• --- spoiler ---

    filmin ana karakterinin filmin sadece son dakikasında göründüğü egzantrik p.t. anderson filmi..

    --- spoiler ---
  • cikisinda izleyen ciftler arasinda kopartan muhabbetler duydugum film:

    -kadin (gordugu ciplakliktan etkilenmis bi sekilde): neydi o adamlar hayatim, ne buyuk seyleri var..
    -adam: film hilesi canim benim gercek diil hicbiri..
  • filmin başrol oyuncularından mark wahlberg bir televizyon programında filmin son sahnesinde arz-ı endam eden diğer "başrol" oyuncusunun protez olduğunu ve hala evinde sakladığını belirtmiştir.
    edit: tabi bunu öğrendiğimiz iyi oldu, yoksa ilk gördüğümüzde mahalledeki zenci arkadaşlar da dahil hepimiz komplekse girmiştik.
  • konu: büyük penisi sayesinde porno film endüstrisinde şöhret kazanmadığı takdirde ortalama bir genç adam olarak kalacak olan dirk diggler'ın yükselişi ve düşüşü.

    --- spoiler ---
    filmin, sömürü film üzerine hüzünlü yorumu son sahnede doruğa ulaşır. dirk, yüzü kamera açısı tarafından saklı tutularak, aynanın önünde aykta durmaktadır, sonra pantolonunun fermuarını indirir ve film boyunca ilk kez koca organını açığa çıkarır. görünüşte kendine ama aslında cinsel organına 'ben bir yıldızım,ben büyük bir parlak,parıldayan yıldızım' der.
    --- spoiler ---

    yorum: kitleler tarafından yaygın biçimde kabullenilen, insanların bütünsellikleri içinde değil sadece bazı yanlarıyla üne kavuştukları fikri amerika'da nasıl şöhret olunduğu hakkında çok şey söyler. müşterilerin malkovich olmak için sıraya girmeleri* ve şiddete aç izleyicilerin, katil doğmuş iki insanı medya yıldızı haline getirmeleri gibi*, porno hayranları da dirk'ü, kişiliği veya sevimliliği için değil, anormal uzvu için ilahlaştırırlar. hilkat garibesi şovu devam eder...
  • .çok yanlış zamanda izlemiştim bu filmi..

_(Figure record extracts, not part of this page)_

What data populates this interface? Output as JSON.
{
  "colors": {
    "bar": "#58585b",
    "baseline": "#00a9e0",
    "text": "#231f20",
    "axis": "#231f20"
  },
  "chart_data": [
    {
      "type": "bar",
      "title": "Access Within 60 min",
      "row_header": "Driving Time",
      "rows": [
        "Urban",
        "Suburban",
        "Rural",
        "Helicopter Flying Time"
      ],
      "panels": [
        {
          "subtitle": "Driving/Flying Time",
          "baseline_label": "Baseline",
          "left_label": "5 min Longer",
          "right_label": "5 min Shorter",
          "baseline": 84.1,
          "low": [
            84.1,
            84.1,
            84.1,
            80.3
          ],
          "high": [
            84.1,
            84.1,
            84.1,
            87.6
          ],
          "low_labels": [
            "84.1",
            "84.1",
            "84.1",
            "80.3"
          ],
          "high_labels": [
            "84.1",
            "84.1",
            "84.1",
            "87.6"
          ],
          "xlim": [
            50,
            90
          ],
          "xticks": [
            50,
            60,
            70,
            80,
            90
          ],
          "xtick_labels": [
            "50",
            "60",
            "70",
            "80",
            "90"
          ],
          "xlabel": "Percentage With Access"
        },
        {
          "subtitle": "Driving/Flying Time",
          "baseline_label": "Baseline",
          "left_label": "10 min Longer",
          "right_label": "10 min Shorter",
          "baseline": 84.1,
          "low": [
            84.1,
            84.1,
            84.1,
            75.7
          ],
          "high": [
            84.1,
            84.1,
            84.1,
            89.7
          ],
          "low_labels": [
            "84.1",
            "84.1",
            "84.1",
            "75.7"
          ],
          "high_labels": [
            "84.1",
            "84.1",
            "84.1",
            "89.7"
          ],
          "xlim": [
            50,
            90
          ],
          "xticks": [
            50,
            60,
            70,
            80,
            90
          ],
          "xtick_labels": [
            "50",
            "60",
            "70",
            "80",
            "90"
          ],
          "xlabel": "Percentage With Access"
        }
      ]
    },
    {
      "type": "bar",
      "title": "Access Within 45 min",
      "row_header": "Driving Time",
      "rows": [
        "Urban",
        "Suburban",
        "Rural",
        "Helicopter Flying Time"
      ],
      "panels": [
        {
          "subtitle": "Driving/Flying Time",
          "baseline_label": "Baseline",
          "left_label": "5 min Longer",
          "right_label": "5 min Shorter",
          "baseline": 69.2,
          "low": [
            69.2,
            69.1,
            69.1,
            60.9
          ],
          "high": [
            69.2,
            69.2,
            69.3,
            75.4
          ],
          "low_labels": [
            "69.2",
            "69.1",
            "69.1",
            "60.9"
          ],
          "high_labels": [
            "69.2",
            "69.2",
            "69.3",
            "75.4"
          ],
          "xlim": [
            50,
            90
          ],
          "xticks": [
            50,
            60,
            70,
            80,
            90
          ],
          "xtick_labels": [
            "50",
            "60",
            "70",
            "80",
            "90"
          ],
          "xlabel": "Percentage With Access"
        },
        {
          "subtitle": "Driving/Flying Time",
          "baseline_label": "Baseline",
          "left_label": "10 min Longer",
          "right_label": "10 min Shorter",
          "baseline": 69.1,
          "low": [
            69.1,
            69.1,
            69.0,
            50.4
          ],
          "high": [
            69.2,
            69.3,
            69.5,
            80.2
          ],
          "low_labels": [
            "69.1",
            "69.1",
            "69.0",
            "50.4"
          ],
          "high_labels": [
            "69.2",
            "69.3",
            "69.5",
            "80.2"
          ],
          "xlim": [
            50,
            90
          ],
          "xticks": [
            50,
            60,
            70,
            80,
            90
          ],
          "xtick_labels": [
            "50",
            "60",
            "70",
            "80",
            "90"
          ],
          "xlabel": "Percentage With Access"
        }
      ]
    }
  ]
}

    açtığımız bi porno film.. adam kadına "hayvanca" davranıyo.. kadın adama şehvetli gözlerle bakıyo filan filan..

    "bu filmin yönetmeni kim ? kameramanı bu filmi nası çekti ? adamın siki harbiden o kdaar mı büyük ? ohara kadınlar gerçek hayatta da bu muameleye böyle ördek gibi bakarak mı cevap verir.. vay amk bize böyle karılar rastgelir mi" gibi dandik sorular akıllarda.. boşaldıktan sonra tabii ki kims o filmi hatırlamaz..

    sanat eseri mi bu amk altı üstü porno..

    böyle düşünen adamın yüzüne çat diye çarpan bi film.. esasen çok kaliteli bi film.. bu filmi izleyen çok kişi olduğunu sanmıyorum türkiyede.. ama varsa eminim ki, kendisi bi daha aynı futursuzlukla porno izleyemicek..

    çok ince detaylar var filmde.. acaip hoşuma gitti..

    misal, porno çeken yönetmenin idealist ve muhafazakar olması.. lan sen pornocusun amk ? sevdiğin kadın , başkasıyla sikişiyo gözünün önünde.. ama buna rağmen bu bokun içinde bile adamın kuralları var.. kokain filan çekmiyo misal.. genç kızlara sarkmıyo.. hani bi çoğuumuzun içindeki hayvandan edepli adam.. al sana önyargıların halo efektin ne kadar sikimsonik olduğuna dair kanıt..hitlerin ahlak anlayışı gibi çarpık burt abimizin oynadığı karakterin ahlakı..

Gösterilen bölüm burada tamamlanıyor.